Twenty million tons of coal per year is small compared to the 460 million tons Wyoming produced in 2008. Proposed but stalled Millennium Bulk Export Terminal and Gateway Pacific Terminal would have allowed only just around 100 million more tons to ship but have encountered political, environmental and economic roadblocks.

“We do look for partnerships with UW for some studies on emergent coal uses,” Deti said. “Big kudos to Governor Mead for embracing these realities and the need for innovation in the mining industry.”

Specialization and diversification are common themes among all perspectives discussing the legitimacy of coal use and production.
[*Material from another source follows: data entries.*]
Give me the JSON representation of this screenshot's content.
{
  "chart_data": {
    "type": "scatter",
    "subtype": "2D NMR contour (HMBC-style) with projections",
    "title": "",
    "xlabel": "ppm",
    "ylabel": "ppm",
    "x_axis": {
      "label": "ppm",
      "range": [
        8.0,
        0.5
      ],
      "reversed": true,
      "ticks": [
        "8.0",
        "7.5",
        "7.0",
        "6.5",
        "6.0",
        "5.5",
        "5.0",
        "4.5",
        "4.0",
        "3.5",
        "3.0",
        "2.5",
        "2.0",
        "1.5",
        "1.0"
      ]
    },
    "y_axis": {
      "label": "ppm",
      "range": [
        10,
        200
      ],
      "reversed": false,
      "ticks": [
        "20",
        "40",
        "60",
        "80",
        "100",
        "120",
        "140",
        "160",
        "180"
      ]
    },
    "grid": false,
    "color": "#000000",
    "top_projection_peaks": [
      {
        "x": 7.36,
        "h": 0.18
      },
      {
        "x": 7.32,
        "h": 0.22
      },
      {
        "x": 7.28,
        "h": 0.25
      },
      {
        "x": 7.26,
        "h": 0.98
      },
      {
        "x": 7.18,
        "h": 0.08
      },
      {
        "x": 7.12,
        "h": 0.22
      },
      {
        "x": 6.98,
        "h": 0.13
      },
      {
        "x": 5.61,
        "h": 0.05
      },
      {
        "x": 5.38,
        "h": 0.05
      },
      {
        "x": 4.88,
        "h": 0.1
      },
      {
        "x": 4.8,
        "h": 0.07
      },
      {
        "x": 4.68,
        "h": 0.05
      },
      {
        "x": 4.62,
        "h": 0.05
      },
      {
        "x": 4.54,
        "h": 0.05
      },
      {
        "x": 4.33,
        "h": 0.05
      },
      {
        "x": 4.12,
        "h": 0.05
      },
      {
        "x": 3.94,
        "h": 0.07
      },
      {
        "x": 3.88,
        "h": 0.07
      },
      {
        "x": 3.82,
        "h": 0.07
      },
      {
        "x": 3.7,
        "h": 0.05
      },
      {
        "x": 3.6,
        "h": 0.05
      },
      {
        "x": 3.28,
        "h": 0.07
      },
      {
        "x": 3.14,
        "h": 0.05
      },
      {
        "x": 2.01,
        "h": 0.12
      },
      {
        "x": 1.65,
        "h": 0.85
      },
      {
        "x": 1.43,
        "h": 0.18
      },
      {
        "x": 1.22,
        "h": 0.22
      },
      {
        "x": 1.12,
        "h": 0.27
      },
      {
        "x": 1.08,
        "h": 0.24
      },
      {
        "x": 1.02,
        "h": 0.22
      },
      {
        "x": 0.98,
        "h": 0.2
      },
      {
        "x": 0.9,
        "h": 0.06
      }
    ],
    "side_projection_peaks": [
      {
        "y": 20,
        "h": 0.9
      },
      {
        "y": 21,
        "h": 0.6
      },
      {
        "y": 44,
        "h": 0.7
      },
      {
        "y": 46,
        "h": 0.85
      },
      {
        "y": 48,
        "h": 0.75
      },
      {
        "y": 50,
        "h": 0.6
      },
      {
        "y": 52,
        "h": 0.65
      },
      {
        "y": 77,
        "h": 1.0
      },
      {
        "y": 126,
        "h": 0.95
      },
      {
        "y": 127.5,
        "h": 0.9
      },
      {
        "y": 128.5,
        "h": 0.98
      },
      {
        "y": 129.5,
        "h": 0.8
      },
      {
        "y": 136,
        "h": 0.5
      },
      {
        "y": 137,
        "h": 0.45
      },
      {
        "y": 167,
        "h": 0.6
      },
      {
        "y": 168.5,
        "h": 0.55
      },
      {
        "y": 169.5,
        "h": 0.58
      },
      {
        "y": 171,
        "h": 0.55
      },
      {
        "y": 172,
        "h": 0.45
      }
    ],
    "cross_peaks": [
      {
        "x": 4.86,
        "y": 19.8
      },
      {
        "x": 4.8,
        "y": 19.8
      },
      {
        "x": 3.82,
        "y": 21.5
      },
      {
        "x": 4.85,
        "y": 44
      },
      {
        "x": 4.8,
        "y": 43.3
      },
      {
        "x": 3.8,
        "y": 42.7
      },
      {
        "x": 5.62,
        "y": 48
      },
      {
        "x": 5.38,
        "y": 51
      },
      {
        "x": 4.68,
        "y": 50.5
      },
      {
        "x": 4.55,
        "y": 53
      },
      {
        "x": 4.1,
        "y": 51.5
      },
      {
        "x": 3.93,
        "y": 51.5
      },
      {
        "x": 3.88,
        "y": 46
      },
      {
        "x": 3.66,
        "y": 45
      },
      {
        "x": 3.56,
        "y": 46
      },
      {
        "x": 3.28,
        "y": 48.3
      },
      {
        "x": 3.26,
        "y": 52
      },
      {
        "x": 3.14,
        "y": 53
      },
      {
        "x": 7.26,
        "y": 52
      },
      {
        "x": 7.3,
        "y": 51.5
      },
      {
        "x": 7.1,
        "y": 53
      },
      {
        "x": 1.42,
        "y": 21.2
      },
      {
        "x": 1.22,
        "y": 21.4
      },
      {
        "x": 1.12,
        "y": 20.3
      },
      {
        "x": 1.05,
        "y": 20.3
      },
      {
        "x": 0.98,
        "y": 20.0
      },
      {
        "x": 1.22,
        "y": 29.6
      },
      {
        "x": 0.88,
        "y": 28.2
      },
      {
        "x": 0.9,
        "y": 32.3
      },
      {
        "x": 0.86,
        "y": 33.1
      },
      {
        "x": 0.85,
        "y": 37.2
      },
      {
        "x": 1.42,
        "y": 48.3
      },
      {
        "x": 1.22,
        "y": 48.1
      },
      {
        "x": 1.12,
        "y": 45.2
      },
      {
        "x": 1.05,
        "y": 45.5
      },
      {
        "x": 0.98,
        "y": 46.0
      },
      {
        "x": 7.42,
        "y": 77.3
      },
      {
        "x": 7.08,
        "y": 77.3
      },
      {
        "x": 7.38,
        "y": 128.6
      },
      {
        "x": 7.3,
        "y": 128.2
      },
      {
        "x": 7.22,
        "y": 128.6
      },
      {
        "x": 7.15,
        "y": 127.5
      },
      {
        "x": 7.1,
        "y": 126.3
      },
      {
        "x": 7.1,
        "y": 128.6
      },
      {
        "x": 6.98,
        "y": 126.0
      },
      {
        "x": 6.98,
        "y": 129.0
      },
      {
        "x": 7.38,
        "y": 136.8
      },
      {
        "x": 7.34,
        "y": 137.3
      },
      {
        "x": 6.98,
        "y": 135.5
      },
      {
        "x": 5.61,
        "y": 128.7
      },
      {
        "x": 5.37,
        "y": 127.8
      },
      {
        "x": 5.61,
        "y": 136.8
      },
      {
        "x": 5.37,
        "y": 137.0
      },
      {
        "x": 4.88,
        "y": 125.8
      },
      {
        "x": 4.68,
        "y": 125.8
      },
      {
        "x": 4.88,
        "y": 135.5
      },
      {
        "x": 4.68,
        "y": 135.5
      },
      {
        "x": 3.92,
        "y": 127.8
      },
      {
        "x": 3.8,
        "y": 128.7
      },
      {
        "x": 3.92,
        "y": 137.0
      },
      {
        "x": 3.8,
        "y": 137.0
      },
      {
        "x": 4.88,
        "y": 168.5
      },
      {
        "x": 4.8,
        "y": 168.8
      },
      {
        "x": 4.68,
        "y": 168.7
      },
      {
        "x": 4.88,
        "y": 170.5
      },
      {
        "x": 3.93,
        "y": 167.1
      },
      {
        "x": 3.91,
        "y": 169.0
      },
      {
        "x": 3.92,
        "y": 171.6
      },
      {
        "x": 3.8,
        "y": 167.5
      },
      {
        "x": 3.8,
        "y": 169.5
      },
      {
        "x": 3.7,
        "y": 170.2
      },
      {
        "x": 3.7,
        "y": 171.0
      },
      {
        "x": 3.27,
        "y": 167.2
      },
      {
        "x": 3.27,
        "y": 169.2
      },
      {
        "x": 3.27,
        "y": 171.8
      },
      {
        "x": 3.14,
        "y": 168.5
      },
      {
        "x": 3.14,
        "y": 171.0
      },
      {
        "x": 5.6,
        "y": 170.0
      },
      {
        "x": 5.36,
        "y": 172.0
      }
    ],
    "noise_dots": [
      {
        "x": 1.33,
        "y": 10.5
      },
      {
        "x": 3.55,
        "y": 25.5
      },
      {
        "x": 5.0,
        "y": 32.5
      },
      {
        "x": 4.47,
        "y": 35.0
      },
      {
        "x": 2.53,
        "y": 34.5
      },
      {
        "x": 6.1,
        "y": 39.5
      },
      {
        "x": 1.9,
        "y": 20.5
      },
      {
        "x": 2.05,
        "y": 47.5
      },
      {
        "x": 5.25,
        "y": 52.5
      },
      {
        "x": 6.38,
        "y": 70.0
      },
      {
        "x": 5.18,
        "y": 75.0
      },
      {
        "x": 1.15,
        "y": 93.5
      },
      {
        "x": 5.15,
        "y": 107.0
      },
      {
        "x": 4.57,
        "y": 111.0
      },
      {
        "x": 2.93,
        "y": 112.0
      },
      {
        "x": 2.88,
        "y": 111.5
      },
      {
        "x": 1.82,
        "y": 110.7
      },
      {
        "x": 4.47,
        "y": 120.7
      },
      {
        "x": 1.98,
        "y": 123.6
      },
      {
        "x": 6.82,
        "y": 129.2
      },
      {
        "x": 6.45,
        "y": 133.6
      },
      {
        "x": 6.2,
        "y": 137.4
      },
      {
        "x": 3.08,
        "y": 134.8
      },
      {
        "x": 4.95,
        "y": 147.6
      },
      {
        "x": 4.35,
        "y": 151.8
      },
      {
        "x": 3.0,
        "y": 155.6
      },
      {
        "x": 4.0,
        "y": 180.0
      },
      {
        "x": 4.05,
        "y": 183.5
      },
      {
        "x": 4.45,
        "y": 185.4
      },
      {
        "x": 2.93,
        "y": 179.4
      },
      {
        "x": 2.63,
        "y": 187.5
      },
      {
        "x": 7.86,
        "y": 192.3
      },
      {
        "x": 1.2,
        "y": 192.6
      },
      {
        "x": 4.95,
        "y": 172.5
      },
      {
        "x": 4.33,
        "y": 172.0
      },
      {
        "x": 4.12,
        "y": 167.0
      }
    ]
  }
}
Narrowed focus in market strategy inherently adds some new risks while eliminating others.

“The cost and risks associated with coal are really prohibitive when Arch Coal and two of the other largest coal companies go bankrupt in the last three years,” Godby said. “It’s not a matter of production but rather these companies chose to make huge investments in metallurgic coal, the Chinese market and on Chinese infrastructure but in the end the coal came from other markets.”

These investments in export markets can be risky.

“Betting on export markets is risky for American markets,” Godby said. “If we committed to expensive technologies for the recovery and transport of natural gas we would be dominant.”

Wyoming is aware of the economic problem ahead due to the changing coal markets. However, Wyoming’s leaders, executive and legislative, are taking economic diversification and preparedness to the next step through ENDOW.

ENDOW is a program created by Governor Matt Mead and the Wyoming Legislature focusing on new emerging industries that can support Wyoming and a job market to retain Wyoming’s disappearing graduates and young highly-skilled workers.

“Right now, you have a situation where 60 percent of 18 to 25 year olds with a high school diploma or greater won’t be working in Wyoming 10 years from now,” Rieman said. “We’re just shipping out our most valuable resource, our youth, without any return.”